SANCHEZ: It was union members who reported us to immigration authorities, says Lizette Maura Munoz. She and a handful of women have agreed to meet me after Mass at a small parish in Laurel, a town connected by strip malls strangely devoid of Mexican business or signs in Spanish, considering that Mexicans have been coming here since the mid-1990s.

These women, some with toddlers in tow, all work the morning shift at Howard Industries. All are Mexican. All were detained and released on the condition that they wear electronic ankle bracelets until they are deported. The 475 men who were caught in the raid are in a federal detention center in Jena, Louisiana. Among them, Munoz's husband.

MAURA MUNOZ: (Spanish spoken)

SANCHEZ: I feel like crying all over again, says Munoz. We never thought this would happen. Next to her, a middle-aged woman with bloodshot eyes, dressed entirely in black, says she'd been working at Howard Industries since 1998, back when the company hired Mexicans, no questions asked. Her name is Angelica Almira Paz(ph). She wants to talk about the union.

ANGELICA ALMIRA PAZ: (Spanish spoken)

SANCHEZ: We didn't join the union, she says, because it was always spreading lies about our pay getting cut unless we join the union. Plant managers at Howard, on the other hand, valued our work, she says.

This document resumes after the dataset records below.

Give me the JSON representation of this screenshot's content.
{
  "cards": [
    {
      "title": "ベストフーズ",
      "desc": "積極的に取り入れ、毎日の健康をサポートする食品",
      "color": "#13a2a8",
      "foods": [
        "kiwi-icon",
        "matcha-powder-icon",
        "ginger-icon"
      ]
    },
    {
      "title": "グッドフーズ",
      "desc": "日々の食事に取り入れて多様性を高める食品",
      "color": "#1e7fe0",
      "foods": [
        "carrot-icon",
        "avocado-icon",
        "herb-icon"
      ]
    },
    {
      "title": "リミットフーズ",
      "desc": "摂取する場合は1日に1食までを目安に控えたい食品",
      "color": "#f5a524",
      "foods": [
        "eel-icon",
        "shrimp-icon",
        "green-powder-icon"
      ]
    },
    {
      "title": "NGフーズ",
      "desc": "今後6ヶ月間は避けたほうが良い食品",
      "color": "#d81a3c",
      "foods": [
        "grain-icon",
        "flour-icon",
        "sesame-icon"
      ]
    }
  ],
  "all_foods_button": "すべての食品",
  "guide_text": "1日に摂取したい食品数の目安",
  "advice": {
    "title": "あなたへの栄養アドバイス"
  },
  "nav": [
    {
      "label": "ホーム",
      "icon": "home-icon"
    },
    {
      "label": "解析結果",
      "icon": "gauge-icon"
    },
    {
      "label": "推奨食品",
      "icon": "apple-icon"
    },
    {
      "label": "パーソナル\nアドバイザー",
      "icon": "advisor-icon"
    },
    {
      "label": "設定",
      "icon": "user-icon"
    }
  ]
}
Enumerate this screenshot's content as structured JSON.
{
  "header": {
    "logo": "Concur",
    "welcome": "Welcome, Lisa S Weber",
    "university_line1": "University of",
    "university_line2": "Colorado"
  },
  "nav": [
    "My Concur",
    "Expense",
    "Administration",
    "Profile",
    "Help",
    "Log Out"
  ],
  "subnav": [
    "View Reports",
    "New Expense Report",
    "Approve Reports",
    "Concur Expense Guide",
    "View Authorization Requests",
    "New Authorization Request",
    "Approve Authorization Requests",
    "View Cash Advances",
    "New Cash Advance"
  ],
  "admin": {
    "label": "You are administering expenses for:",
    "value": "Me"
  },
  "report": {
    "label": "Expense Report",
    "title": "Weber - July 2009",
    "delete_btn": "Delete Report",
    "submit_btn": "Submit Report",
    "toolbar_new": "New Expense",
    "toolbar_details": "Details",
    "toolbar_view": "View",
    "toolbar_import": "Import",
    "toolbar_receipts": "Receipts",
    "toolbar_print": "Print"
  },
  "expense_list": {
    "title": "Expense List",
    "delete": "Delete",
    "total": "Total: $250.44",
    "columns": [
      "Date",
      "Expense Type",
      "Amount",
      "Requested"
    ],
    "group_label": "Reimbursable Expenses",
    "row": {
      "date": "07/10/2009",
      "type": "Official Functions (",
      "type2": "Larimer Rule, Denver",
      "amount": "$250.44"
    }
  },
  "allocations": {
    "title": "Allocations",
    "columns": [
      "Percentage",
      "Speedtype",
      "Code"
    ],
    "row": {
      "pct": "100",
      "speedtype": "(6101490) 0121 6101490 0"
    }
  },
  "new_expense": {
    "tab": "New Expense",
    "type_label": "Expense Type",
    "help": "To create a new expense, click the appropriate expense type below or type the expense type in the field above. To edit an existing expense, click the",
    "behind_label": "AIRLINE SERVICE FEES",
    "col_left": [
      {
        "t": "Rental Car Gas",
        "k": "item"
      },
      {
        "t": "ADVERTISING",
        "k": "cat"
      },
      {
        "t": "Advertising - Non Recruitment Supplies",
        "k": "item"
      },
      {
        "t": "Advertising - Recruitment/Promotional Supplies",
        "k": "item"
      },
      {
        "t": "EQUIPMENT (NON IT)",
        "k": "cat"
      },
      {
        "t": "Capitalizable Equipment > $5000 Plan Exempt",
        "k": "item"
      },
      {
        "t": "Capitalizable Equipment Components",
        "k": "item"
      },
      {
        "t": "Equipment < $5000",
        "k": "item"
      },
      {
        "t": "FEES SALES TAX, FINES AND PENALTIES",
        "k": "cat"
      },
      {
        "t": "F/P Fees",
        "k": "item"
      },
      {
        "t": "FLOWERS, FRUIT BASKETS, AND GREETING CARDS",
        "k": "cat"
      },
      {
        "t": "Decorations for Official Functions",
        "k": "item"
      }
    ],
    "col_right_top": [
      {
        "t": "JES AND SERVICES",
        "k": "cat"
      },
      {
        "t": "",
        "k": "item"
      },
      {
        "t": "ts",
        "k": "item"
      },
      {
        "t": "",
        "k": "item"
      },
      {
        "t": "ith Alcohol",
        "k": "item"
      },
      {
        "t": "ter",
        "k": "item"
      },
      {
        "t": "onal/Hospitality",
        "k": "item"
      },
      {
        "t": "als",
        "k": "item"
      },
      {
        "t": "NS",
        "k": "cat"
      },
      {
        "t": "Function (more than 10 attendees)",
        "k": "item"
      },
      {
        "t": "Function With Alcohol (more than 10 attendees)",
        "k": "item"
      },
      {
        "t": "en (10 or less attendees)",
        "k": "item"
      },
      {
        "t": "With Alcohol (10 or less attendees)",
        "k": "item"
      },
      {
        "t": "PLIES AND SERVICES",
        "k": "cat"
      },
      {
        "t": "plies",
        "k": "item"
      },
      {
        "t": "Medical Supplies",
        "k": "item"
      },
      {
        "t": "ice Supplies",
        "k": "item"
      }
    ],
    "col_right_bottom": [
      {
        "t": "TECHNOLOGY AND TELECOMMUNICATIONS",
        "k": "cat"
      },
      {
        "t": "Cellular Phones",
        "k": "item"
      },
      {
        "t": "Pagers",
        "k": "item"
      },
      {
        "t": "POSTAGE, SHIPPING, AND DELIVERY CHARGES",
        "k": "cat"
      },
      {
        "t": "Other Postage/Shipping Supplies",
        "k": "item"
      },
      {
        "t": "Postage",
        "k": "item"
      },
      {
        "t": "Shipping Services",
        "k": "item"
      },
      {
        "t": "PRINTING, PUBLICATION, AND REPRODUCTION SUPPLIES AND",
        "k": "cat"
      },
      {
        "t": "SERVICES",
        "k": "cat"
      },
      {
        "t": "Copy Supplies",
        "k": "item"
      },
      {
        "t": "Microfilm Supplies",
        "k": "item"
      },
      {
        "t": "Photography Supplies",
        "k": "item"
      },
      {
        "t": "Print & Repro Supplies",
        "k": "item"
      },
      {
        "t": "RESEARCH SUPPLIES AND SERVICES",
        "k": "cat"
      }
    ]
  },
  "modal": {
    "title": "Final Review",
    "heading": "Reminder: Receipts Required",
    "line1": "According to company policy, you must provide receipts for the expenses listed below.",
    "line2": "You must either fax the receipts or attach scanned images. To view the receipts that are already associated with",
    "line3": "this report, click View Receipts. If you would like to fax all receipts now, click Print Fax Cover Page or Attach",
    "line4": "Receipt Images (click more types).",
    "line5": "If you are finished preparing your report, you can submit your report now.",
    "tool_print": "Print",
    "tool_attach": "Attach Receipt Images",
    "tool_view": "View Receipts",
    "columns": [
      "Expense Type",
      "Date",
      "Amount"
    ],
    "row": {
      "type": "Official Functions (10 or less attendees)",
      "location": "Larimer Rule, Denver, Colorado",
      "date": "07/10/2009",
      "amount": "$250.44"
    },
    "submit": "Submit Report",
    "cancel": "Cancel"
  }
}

ALMIRA PAZ: (Spanish spoken)

SANCHEZ: No one worked harder, especially the women, says Paz. The company grew and prospered, she says, because Mexicans were seldom absent or late and rarely complained about the tough working conditions. Those conditions, though, have repeatedly gotten Howard Industries in trouble with the U.S. Department of Labor, resulting in over $120,000 in fines this year alone for health and safety violations.

Safety was, in fact, one of the main sticking points between the union and the company when then began negotiations in early August. Days before the raid, those negotiations stalled. Union leaders were angry that so few Mexican workers, only about a hundred, had joined the union. So it was no coincidence, says Paz, that as soon as the contract negotiations hit a wall, the raid followed. Many people thought the union was behind it.

ALMIRA PAZ: (Spanish spoken)

SANCHEZ: Paz says black and white workers clapped and jeered as Mexican workers were let away with their hands tied behind their backs. Wetbacks, go back where you came from. All you've done is come and take our jobs, they screamed, says Paz. Deportation hearings for her and most of the 594 undocumented workers caught up in the raid began this week. Mississippi's attorney general, Jim Hood, meanwhile, says he's intent on showing that Howard Industries either made a good-faith effort to verify its employees' legal status, or it knowingly hired undocumented workers. Under Mississippi law, if found guilty, Howard could lose its state contracts for up to three years and the right to do any business in the state for a year. Claudio Sanchez, NPR News.